Utilizing regenerative braking can help restore battery life, particularly when in driving situations where you need to brake more often. Highway driving won’t provide much in the way of regeneration, though even decelerating will capture some energy to charge the battery. With the two motors in use, you get a total of 370 miles of driving range, an average number in comparison to other Jeeps. What’s heartening about the hybrid is that a projected 42 percent less gas will be used by Jeep 4xe owners when rated against the fuel use of gas-powered Wranglers over the course of a year.
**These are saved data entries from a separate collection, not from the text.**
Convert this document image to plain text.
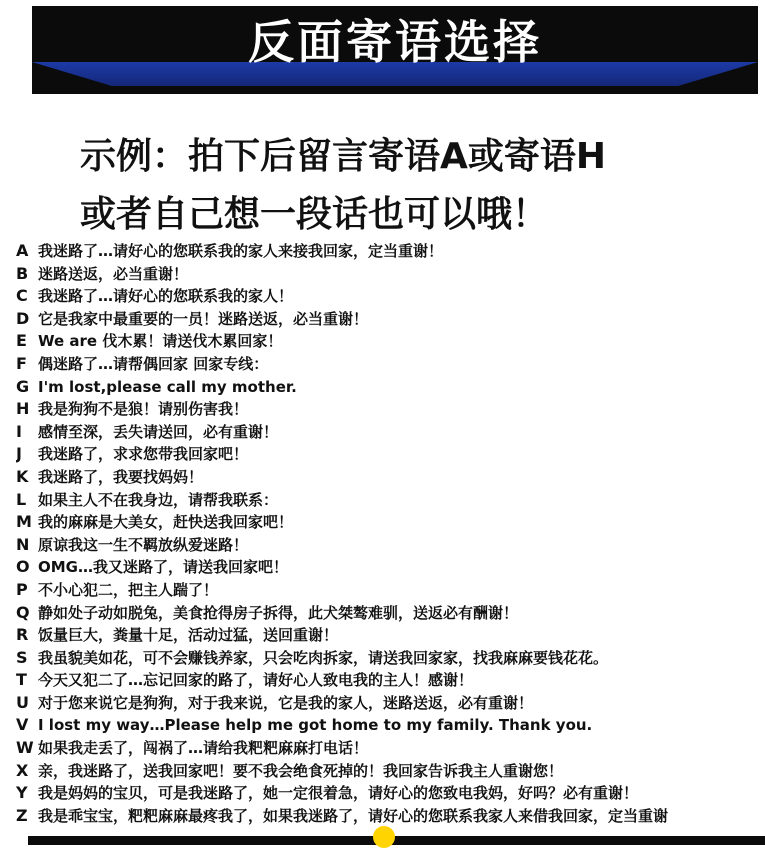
反面寄语选择
示例：拍下后留言寄语A或寄语H
或者自己想一段话也可以哦！
A 我迷路了…请好心的您联系我的家人来接我回家，定当重谢！
B 迷路送返，必当重谢！
C 我迷路了…请好心的您联系我的家人！
D 它是我家中最重要的一员！迷路送返，必当重谢！
E We are 伐木累！请送伐木累回家！
F 偶迷路了…请帮偶回家 回家专线：
G I'm lost,please call my mother.
H 我是狗狗不是狼！请别伤害我！
I	感情至深，丢失请送回，必有重谢！
J	我迷路了，求求您带我回家吧！
K 我迷路了，我要找妈妈！
L 如果主人不在我身边，请帮我联系：
M 我的麻麻是大美女，赶快送我回家吧！
N 原谅我这一生不羁放纵爱迷路！
O OMG…我又迷路了，请送我回家吧！
P 不小心犯二，把主人踹了！
Q 静如处子动如脱兔，美食抢得房子拆得，此犬桀骜难驯，送返必有酬谢！
R 饭量巨大，粪量十足，活动过猛，送回重谢！
S 我虽貌美如花，可不会赚钱养家，只会吃肉拆家，请送我回家家，找我麻麻要钱花花。
T 今天又犯二了…忘记回家的路了，请好心人致电我的主人！感谢！
U 对于您来说它是狗狗，对于我来说，它是我的家人，迷路送返，必有重谢！
V I lost my way…Please help me got home to my family. Thank you.
W 如果我走丢了，闯祸了…请给我粑粑麻麻打电话！
X 亲，我迷路了，送我回家吧！要不我会绝食死掉的！我回家告诉我主人重谢您！
Y 我是妈妈的宝贝，可是我迷路了，她一定很着急，请好心的您致电我妈，好吗？必有重谢！
Z 我是乖宝宝，粑粑麻麻最疼我了，如果我迷路了，请好心的您联系我家人来借我回家，定当重谢
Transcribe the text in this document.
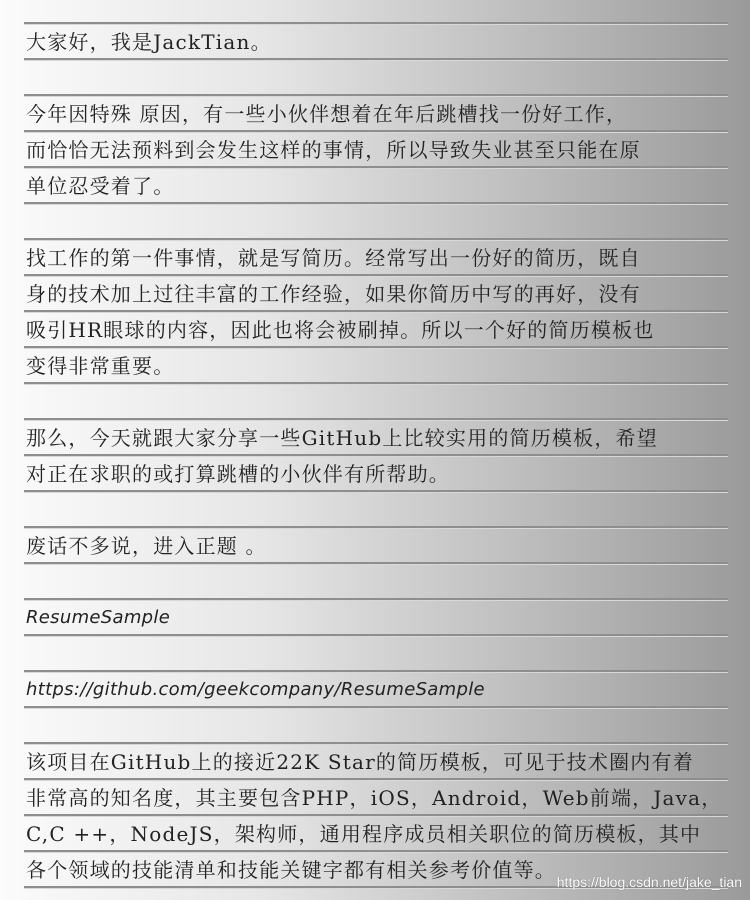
大家好，我是JackTian。
今年因特殊 原因，有一些小伙伴想着在年后跳槽找一份好工作，
而恰恰无法预料到会发生这样的事情，所以导致失业甚至只能在原
单位忍受着了。
找工作的第一件事情，就是写简历。经常写出一份好的简历，既自
身的技术加上过往丰富的工作经验，如果你简历中写的再好，没有
吸引HR眼球的内容，因此也将会被刷掉。所以一个好的简历模板也
变得非常重要。
那么，今天就跟大家分享一些GitHub上比较实用的简历模板，希望
对正在求职的或打算跳槽的小伙伴有所帮助。
废话不多说，进入正题 。
ResumeSample
https://github.com/geekcompany/ResumeSample
该项目在GitHub上的接近22K Star的简历模板，可见于技术圈内有着
非常高的知名度，其主要包含PHP，iOS，Android，Web前端，Java，
C,C ++，NodeJS，架构师，通用程序成员相关职位的简历模板，其中
各个领域的技能清单和技能关键字都有相关参考价值等。 https://blog.csdn.net/jake_tian
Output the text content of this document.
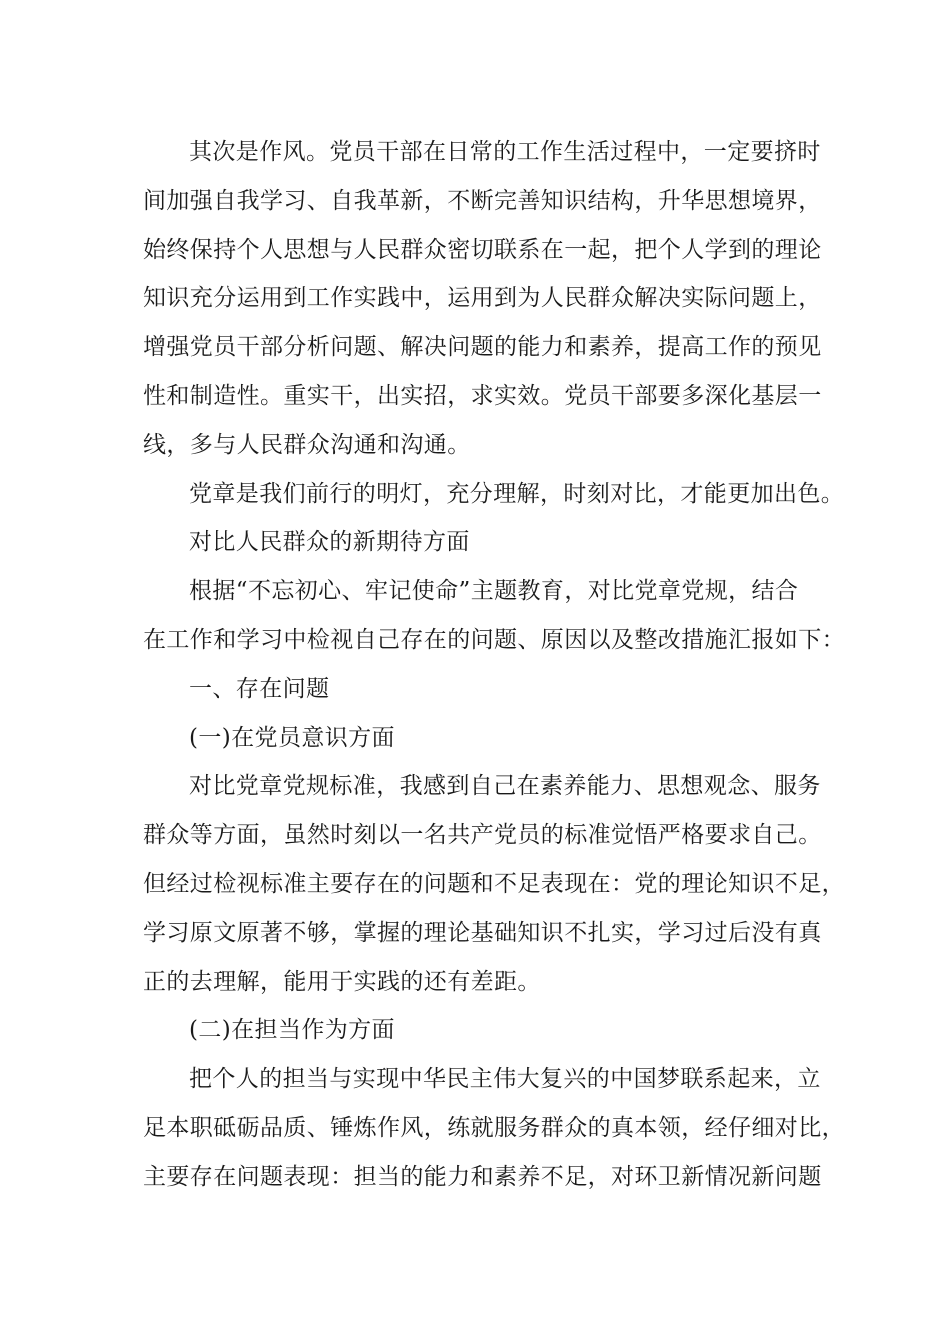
其次是作风。党员干部在日常的工作生活过程中，一定要挤时
间加强自我学习、自我革新，不断完善知识结构，升华思想境界，
始终保持个人思想与人民群众密切联系在一起，把个人学到的理论
知识充分运用到工作实践中，运用到为人民群众解决实际问题上，
增强党员干部分析问题、解决问题的能力和素养，提高工作的预见
性和制造性。重实干，出实招，求实效。党员干部要多深化基层一
线，多与人民群众沟通和沟通。
党章是我们前行的明灯，充分理解，时刻对比，才能更加出色。
对比人民群众的新期待方面
根据“不忘初心、牢记使命”主题教育，对比党章党规，结合
在工作和学习中检视自己存在的问题、原因以及整改措施汇报如下：
一、存在问题
(一)在党员意识方面
对比党章党规标准，我感到自己在素养能力、思想观念、服务
群众等方面，虽然时刻以一名共产党员的标准觉悟严格要求自己。
但经过检视标准主要存在的问题和不足表现在：党的理论知识不足，
学习原文原著不够，掌握的理论基础知识不扎实，学习过后没有真
正的去理解，能用于实践的还有差距。
(二)在担当作为方面
把个人的担当与实现中华民主伟大复兴的中国梦联系起来，立
足本职砥砺品质、锤炼作风，练就服务群众的真本领，经仔细对比，
主要存在问题表现：担当的能力和素养不足，对环卫新情况新问题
The 4xe can be charged at home with a regular three-prong outlet (called level one, which is the standard charge cord—the level two costs extra), but it can take up to 12.5 hours if the battery is depleted. With a fast-charging outlet installed, it will take about 2-2.5 hours to charge. Good news: Jeep is installing charging stations at trail heads across the US, though it may take time for those to be readily available, especially if you live in the boonies because you love riding trails where no one else is competing for the crawl space.
Handling and Using Driving Modes
A major difference between the 4xe and the gas-powered Wranglers is the shift in stability. The 4xe is actually heavier than the typical Wrangler by about 500-700 pounds, and much of that weight comes in the form of battery packs that are fitted up beneath the rear seat. By adding this weight to the back end, the 4xe has improved control when cornering, more responsive steering (especially at highway speeds), and is less likely to be blown around when confronted with a windy day. In other words, the extra weight provides a better foundation for keeping the center of gravity lower, so the 4xe Jeep handles more confidently. An added bonus of the 4xe is less noise on the highway and a more comfortable cabin than most other Wranglers.
Understanding how to use the driving modes may take some experimentation to learn how to make the most of each mode in your own Jeep use, but the three modes available offer a range of options. Using hybrid mode basically allows the computerized system to choose how to utilize the fuel available, typically using the electric power first. Electric mode simply means you drive on battery charge alone unless you press the accelerator all the way to the floor. The e-Save mode will function as a hybrid, though it does so by consistently recharging the battery in order to maintain a full charge. This mode allows you to then use the battery for trail riding if you prefer, and you can set the 4xe to engage its more robust power regeneration in e-Save mode.
Battery charge can be used for driving until it drops to one percent, at which point it switches to gas automatically. Like a cell phone, the lithium-ion battery cannot be completely depleted because the onboard systems prevent the driver from doing so. This means you don’t need to worry about damaging the battery system if you drive in electric mode and run out of charge—the 4xe will simply switch systems.
Adapt and Enjoy Nature Even More
It may take some planning to change how you drive, from remembering to plug in when you get home or park at work to considering which drive mode is best for where you’re driving, but the 4xe offers Jeep owners a chance to enjoy an even closer connection to the places you drive. Without the noise of the gas engine, you will hear nature around you more keenly when you drive with your top and windshield down as true Wrangler drivers are wont to do.